In March 2019, I had the privilege of SCUBA diving with four great hammerhead sharks off the coast of Bimini. Thank you to Neil Watson’s Bimini Scuba Center for the truly unforgettable day!

The great hammerhead (Sphyrna mokarran) is the largest species of shark in the family Sphyrnidae. They are best known for their relatively straight, square cephalofoil (“hammer head”) and distinctive tall, curved first dorsal fin. They can reach a maximum length of 18-20 feet.


The unique wide-set eyes of sharks in the hammerhead family give them better vision than most other sharks. They also have special sensory organs called “ampullae of Lorenzini”, small pores filled with gel that detect electrical fields in other animals. In great hammerheads, the ampullae are distributed across their wide cephalofoil (head), allowing them to find prey like stingrays that often bury themselves in the sand.


While great hammerheads were once found in tropical oceans around the world, this species is currently endangered. Great hammerhead populations are declining throughout their range, primarily due to fishing and harvesting of their fins.

Luckily, some governments are taking action to protect great hammerheads and other threatened shark species. The Bahamas National Shark Sanctuary was created in 2011, where shark fishing and trade of shark products is prohibited and more than 40 shark species are protected within 654,715 square kilometers of ocean. The Bahamas is sometimes referred to as the “Shark Capital of the World”, and its islands and waters have become a popular destination for tourists from all over the world to snorkel and dive with sharks. Shark related eco-tourism has contributed more than $800 million US dollars to the Bahamas GDP in the past 20 years (source: Atlas of Marine Protection).

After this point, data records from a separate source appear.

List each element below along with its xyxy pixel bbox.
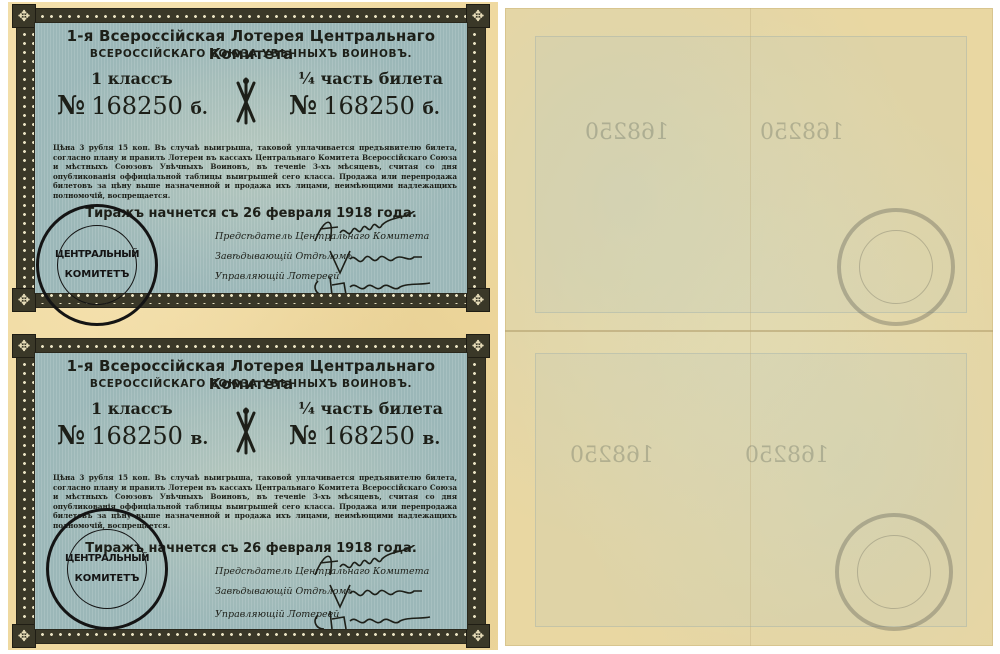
terms-text: Цѣна 3 рубля 15 коп. Въ случаѣ выигрыша,… [53,143,457,201]
corner-ornament-icon: ✥ [466,334,490,358]
ticket-top: ✥ ✥ ✥ ✥ 1-я Всероссійская Лотерея Центра… [16,8,486,308]
bleed-through-number: 168250 [570,443,654,468]
corner-ornament-icon: ✥ [466,4,490,28]
ticket-bottom: ✥ ✥ ✥ ✥ 1-я Всероссійская Лотерея Центра… [16,338,486,644]
ticket-subtitle: ВСЕРОССІЙСКАГО СОЮЗА УВѢЧНЫХЪ ВОИНОВЪ. [35,378,467,390]
class-label: 1 классъ [91,399,173,418]
official-stamp: ЦЕНТРАЛЬНЫЙ КОМИТЕТЪ [36,204,158,326]
serial-number-left: №168250 в. [57,421,208,451]
part-label: ¼ часть билета [298,399,443,418]
part-label: ¼ часть билета [298,69,443,88]
corner-ornament-icon: ✥ [12,334,36,358]
corner-ornament-icon: ✥ [12,4,36,28]
ticket-subtitle: ВСЕРОССІЙСКАГО СОЮЗА УВѢЧНЫХЪ ВОИНОВЪ. [35,48,467,60]
corner-ornament-icon: ✥ [466,624,490,648]
serial-number-left: №168250 б. [57,91,208,121]
handwritten-signatures [310,211,468,294]
bleed-through-number: 168250 [760,120,844,145]
bleed-through-number: 168250 [585,120,669,145]
corner-ornament-icon: ✥ [466,288,490,312]
reverse-stamp [837,208,955,326]
handwritten-signatures [310,545,468,630]
crossed-torches-emblem-icon [231,75,261,127]
reverse-stamp [835,513,953,631]
crossed-torches-emblem-icon [231,405,261,457]
class-label: 1 классъ [91,69,173,88]
fold-line [750,8,751,646]
corner-ornament-icon: ✥ [12,288,36,312]
reverse-sheet: 168250 168250 168250 168250 [505,8,993,646]
corner-ornament-icon: ✥ [12,624,36,648]
front-sheet: ✥ ✥ ✥ ✥ 1-я Всероссійская Лотерея Центра… [8,2,498,650]
bleed-through-number: 168250 [745,443,829,468]
serial-number-right: №168250 б. [289,91,440,121]
fold-line [505,330,993,332]
serial-number-right: №168250 в. [289,421,440,451]
official-stamp: ЦЕНТРАЛЬНЫЙ КОМИТЕТЪ [46,508,168,630]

In addition to the beautiful great hammerhead sharks, Bimini is home to many, many nurse sharks (Ginglymostoma cirratum). Unlike most other shark species, nurse sharks do not have to actively swim to pump water over their gills and breathe, so they spend most of their time as sedentary bottom-dwellers. As largely nocturnal hunters, they patrol the reefs and suction-feeding for benthic fish and invertebrates.

Fortunately, robust populations of this species remain in many parts of its range. Nurse sharks are an important species for shark research, because they are able to tolerate capture, handling, and tagging without experiencing a severe stress response.


Both nurse sharks and great hammerheads often host remoras, ray-finned fishes in the family Echeneidae with a sucker-like organ that allows them to firmly attach to the skin of larger marine animals (see photos below). Growing up to 2.5 feet long, remoras remove ectoparasites and loose skin from their hosts, which include whales, sea turtles, sharks, and rays.